Since you have two decimal places in your setup, the unit cost will be 0.16, so you will have a difference of 0.0076 which cannot be handled during to your existing decimal places setup.
The actual difference between your extended cost and unit cost is: 0.0076 * 18000 = 136.8.
To manage this difference, the system will receive 17,999 with the truncated cost which is 0.16 and will add all the difference in one piece as below:
136.8 + 0.16 (the unit cost) = 136.96 which is the number you currently see.
Hope that this clarifies your situation.
Hi - can you post a copy of the Invoice line (I presume the above is a Shipment and not a Shipment / Invoice? Just curious if there was a Purchase Price Variance.

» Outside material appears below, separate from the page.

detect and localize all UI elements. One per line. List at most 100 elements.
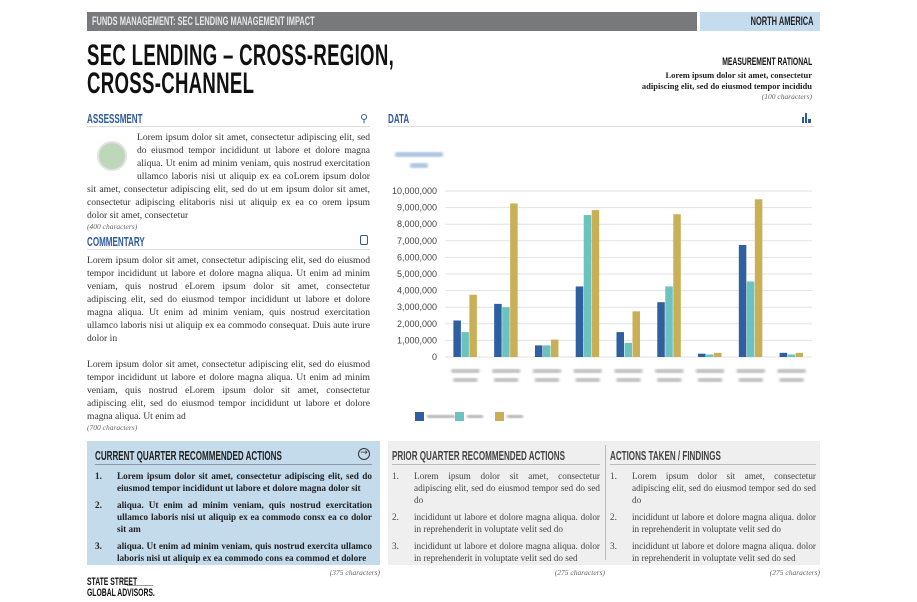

Splitting quantities is a thing that GP does when it cannot divide the Extended Cost by the Quantity evenly. It will enter a FIFO line for so many at an equal cost, and the one left over at the balance. In your case above, there is a big difference, but its only .007 per item quantity. Overall, your client makes the correct gross profit on the sale of the entire inventory.
You might set up a test enviornment where the decimal places for quantities and currency is set to 3 decimal places. See if it helps with this particular case of large volume, low cost items.
Ian.
Sheila,
What valuation method are they using? That probably doesn't make any difference, but I thought I'd ask.